12.              Modification de certains quorums à la faveur d’un assouplissement ou d’une clarification :

a.       Majorité de 2/3 pour travaux dans les communs, la modification des statuts ou la conclusion des contrats ;

b.      Majorité absolue pour travaux imposés par la loi et des travaux conservatoires et d’administration provisoire ;

c.       Expropriation privée : faculté de suppression de droits réels privatifs sur les parties communes, contre indemnisation ;

d.      Division soumise à la majorité des 4/5 ;

e.       Majorité de 4/5 également pour la démolition dictée par la salubrité, la sécurité ou un coût excessif ;

f.        Assouplissement de la règle d’unanimité, à la seconde ag (plus de quorum de présence).

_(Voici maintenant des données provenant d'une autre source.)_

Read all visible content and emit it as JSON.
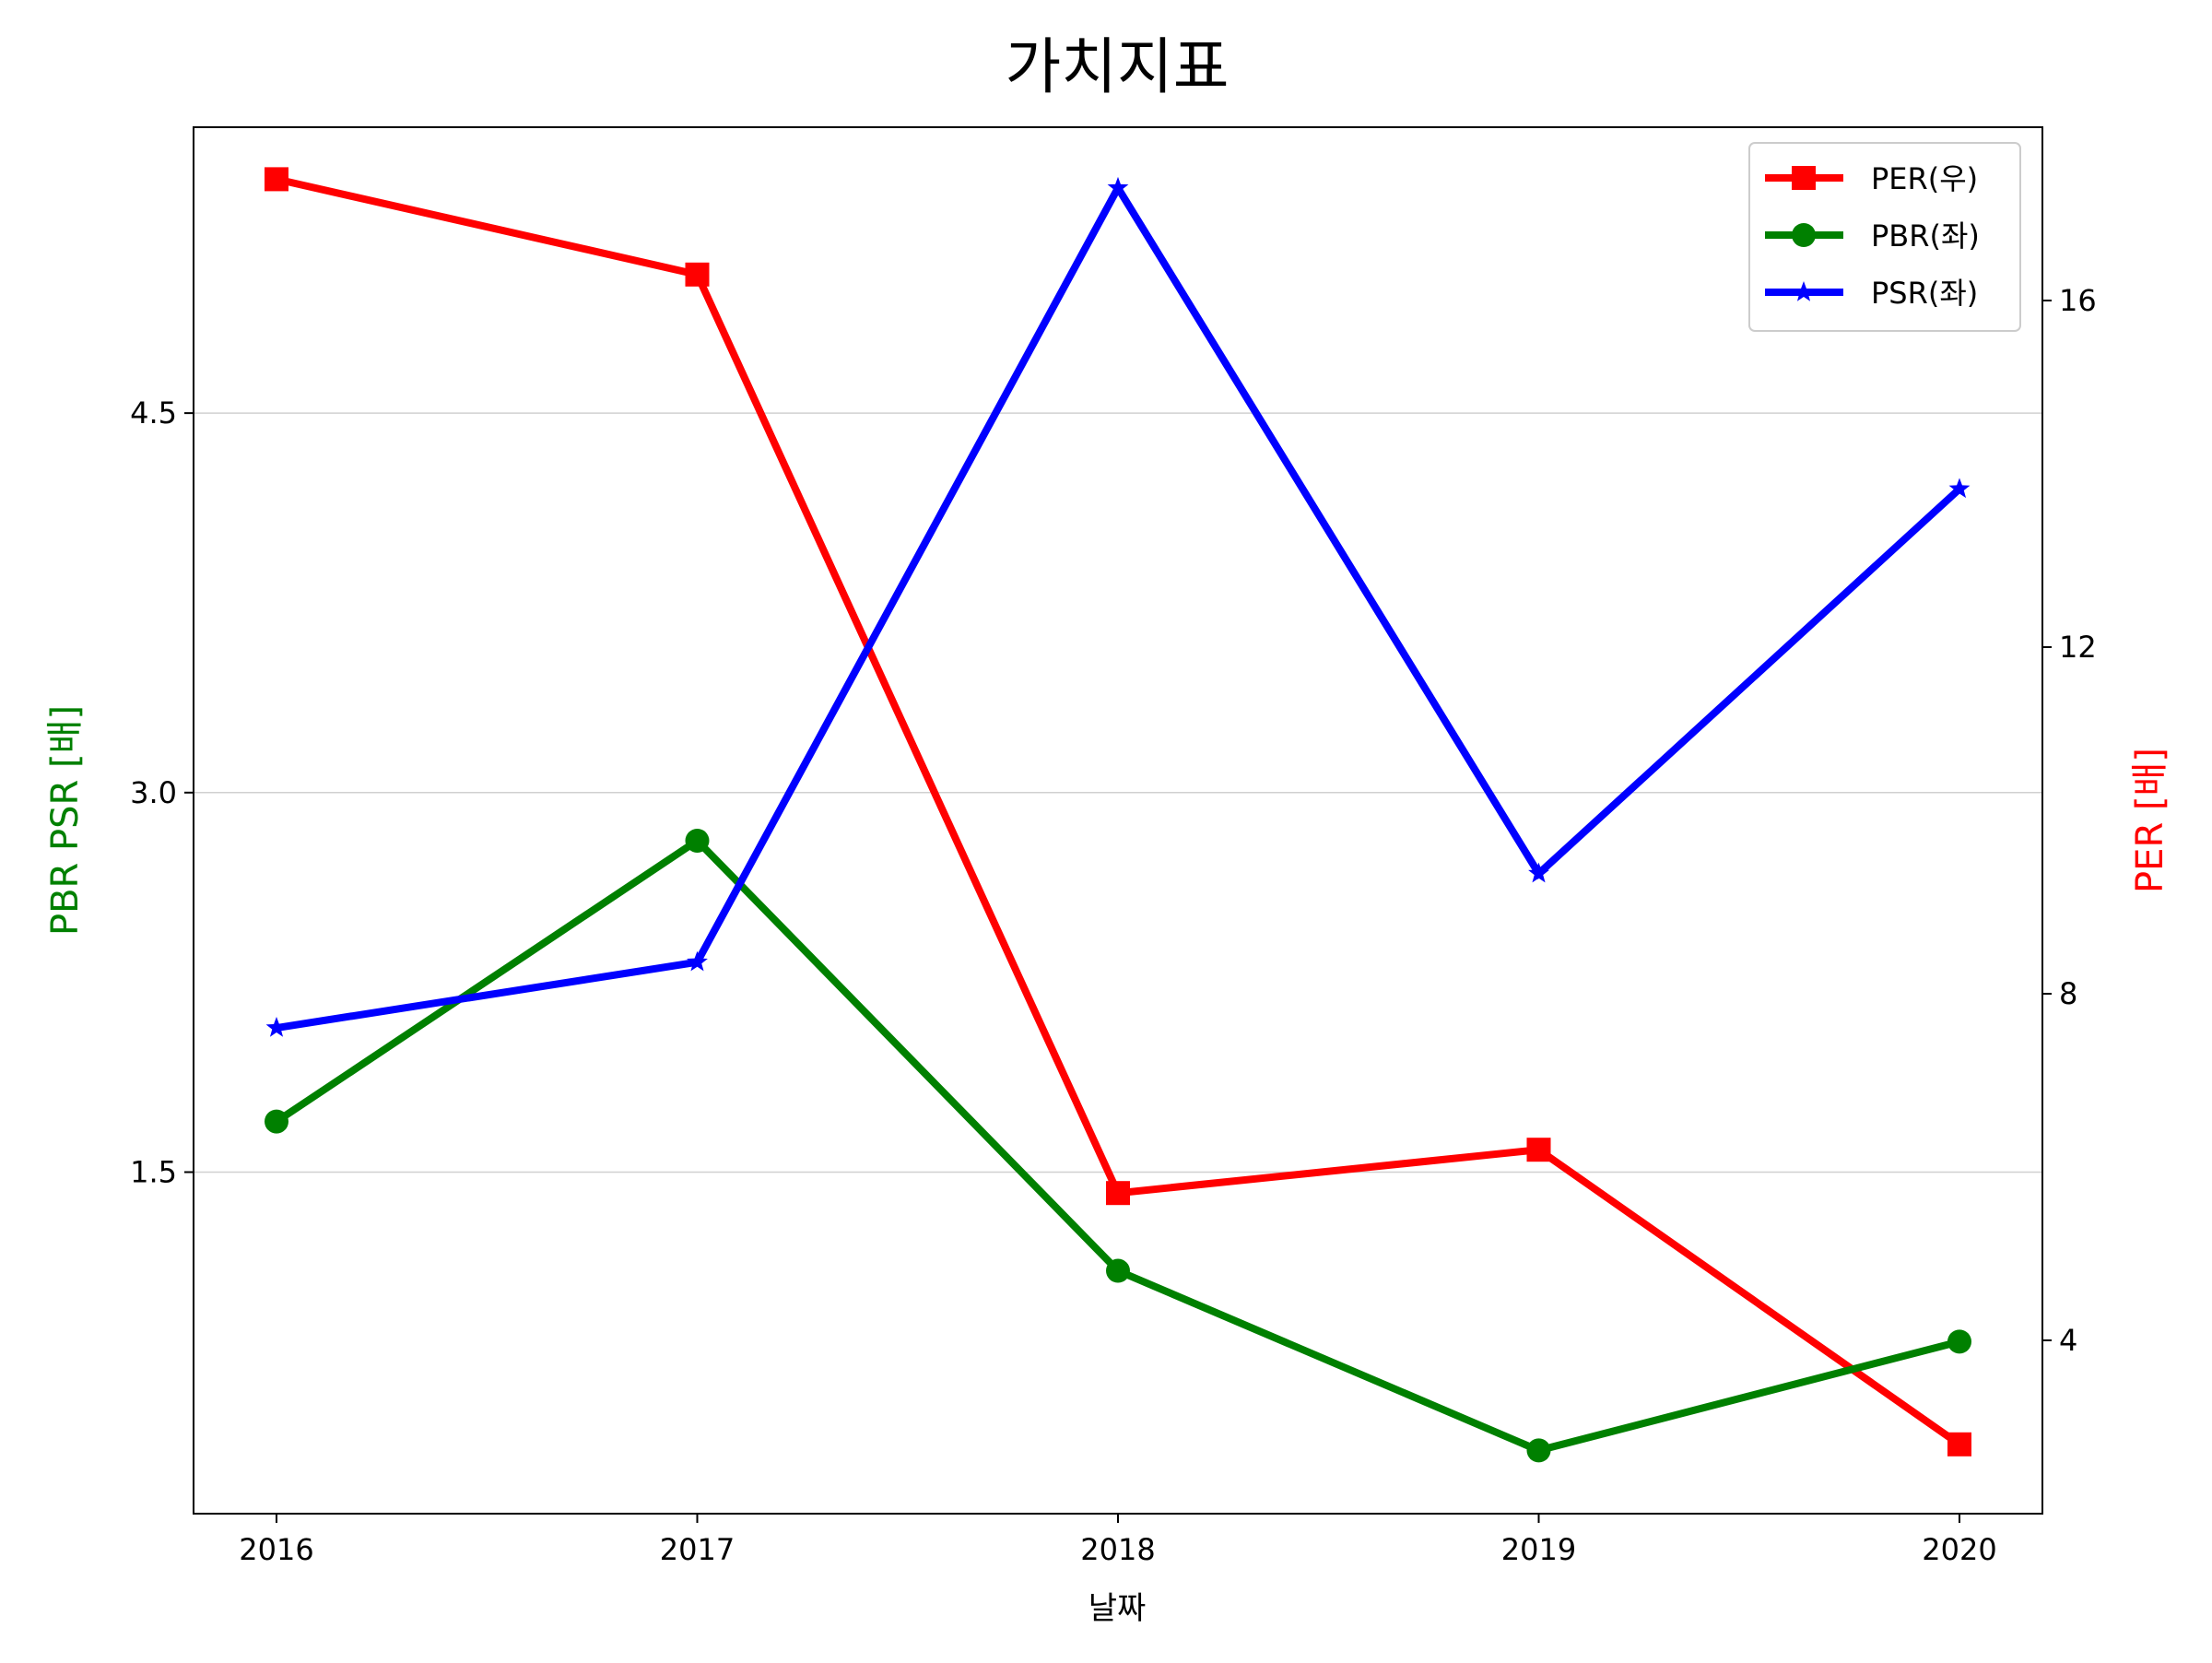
{
  "chart_data": {
    "type": "line",
    "title": "가치지표",
    "xlabel": "날짜",
    "ylabel_left": "PBR PSR [배]",
    "ylabel_right": "PER [배]",
    "x": [
      "2016",
      "2017",
      "2018",
      "2019",
      "2020"
    ],
    "left_axis": {
      "ylim": [
        0.15,
        5.63
      ],
      "ticks": [
        1.5,
        3.0,
        4.5
      ],
      "tick_labels": [
        "1.5",
        "3.0",
        "4.5"
      ],
      "color": "#008000"
    },
    "right_axis": {
      "ylim": [
        2.0,
        18.0
      ],
      "ticks": [
        4,
        8,
        12,
        16
      ],
      "tick_labels": [
        "4",
        "8",
        "12",
        "16"
      ],
      "color": "#ff0000"
    },
    "grid": "horizontal (left axis)",
    "legend_position": "top-right",
    "series": [
      {
        "name": "PER(우)",
        "axis": "right",
        "color": "#ff0000",
        "marker": "square",
        "values": [
          17.4,
          16.3,
          5.7,
          6.2,
          2.8
        ]
      },
      {
        "name": "PBR(좌)",
        "axis": "left",
        "color": "#008000",
        "marker": "circle",
        "values": [
          1.7,
          2.81,
          1.11,
          0.4,
          0.83
        ]
      },
      {
        "name": "PSR(좌)",
        "axis": "left",
        "color": "#0000ff",
        "marker": "star",
        "values": [
          2.07,
          2.33,
          5.39,
          2.68,
          4.2
        ]
      }
    ]
  }
}
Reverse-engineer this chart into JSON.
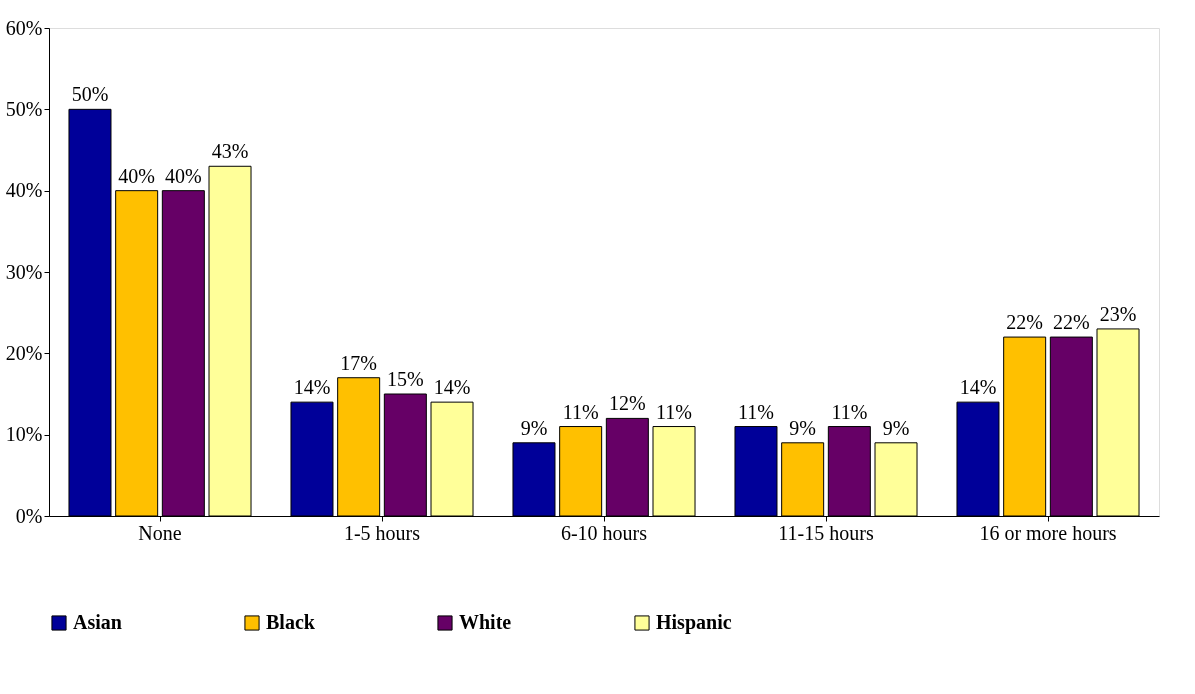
{
  "chart_data": {
    "type": "bar",
    "categories": [
      "None",
      "1-5 hours",
      "6-10 hours",
      "11-15 hours",
      "16 or more hours"
    ],
    "series": [
      {
        "name": "Asian",
        "color": "#000099",
        "values": [
          50,
          14,
          9,
          11,
          14
        ],
        "value_labels": [
          "50%",
          "14%",
          "9%",
          "11%",
          "14%"
        ]
      },
      {
        "name": "Black",
        "color": "#ffc000",
        "values": [
          40,
          17,
          11,
          9,
          22
        ],
        "value_labels": [
          "40%",
          "17%",
          "11%",
          "9%",
          "22%"
        ]
      },
      {
        "name": "White",
        "color": "#660066",
        "values": [
          40,
          15,
          12,
          11,
          22
        ],
        "value_labels": [
          "40%",
          "15%",
          "12%",
          "11%",
          "22%"
        ]
      },
      {
        "name": "Hispanic",
        "color": "#ffff99",
        "values": [
          43,
          14,
          11,
          9,
          23
        ],
        "value_labels": [
          "43%",
          "14%",
          "11%",
          "9%",
          "23%"
        ]
      }
    ],
    "ylim": [
      0,
      60
    ],
    "yticks": [
      {
        "value": 0,
        "label": "0%"
      },
      {
        "value": 10,
        "label": "10%"
      },
      {
        "value": 20,
        "label": "20%"
      },
      {
        "value": 30,
        "label": "30%"
      },
      {
        "value": 40,
        "label": "40%"
      },
      {
        "value": 50,
        "label": "50%"
      },
      {
        "value": 60,
        "label": "60%"
      }
    ],
    "grid": false,
    "legend": "bottom"
  }
}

14.              Améliorations techniques visant à prévenir les abus chez les syndics :

a.       Rémunération de la mission de syndic – distinction entre celles au forfait et les complémentaires qui doivent faire l’objet d’une décision distincte ;

b.      Clarification du régime d’incompatibilité par rapport au Conseil de copropriété et à la fonction de commissaire ;

c.       Incitation au prévisionnel dans les travaux importants.

15.              Traduction pratique de l’importance de l’organe qu’est le Conseil de copropriété :

a.       Obligatoire, si plus de 20 lots et facultatif, dans les autres cas ;

b.      Précision quant à son organisation.

16.              Commissaire aux comptes, consécration de la notion de collège et précision quant à sa mission.

17.              Précisions nombreuses à propos du contentieux de la copropriété.

18.              Création de l’institution de l’administrateur provisoire comme substitut aux organes de la copropriété, si l’équilibre financier de la copropriété est gravement compromis ou si l’association des copropriétaires est dans l’impossibilité d’assurer la conservation de l’immeuble ou sa conformité aux obligations légales.

19.              Précisions nombreuses quant à l’information en cas de mutation immobilière.

20.              Création d’un privilège immobilier « occulte » valable pour les charges de l’exercice en cours et l’exercice précédent. C’est une incitation puissante à l’action des syndics sur le plan du recouvrement.

21.              Entrée en vigueur au 1er janvier 2019 et régime transitoire détaillé.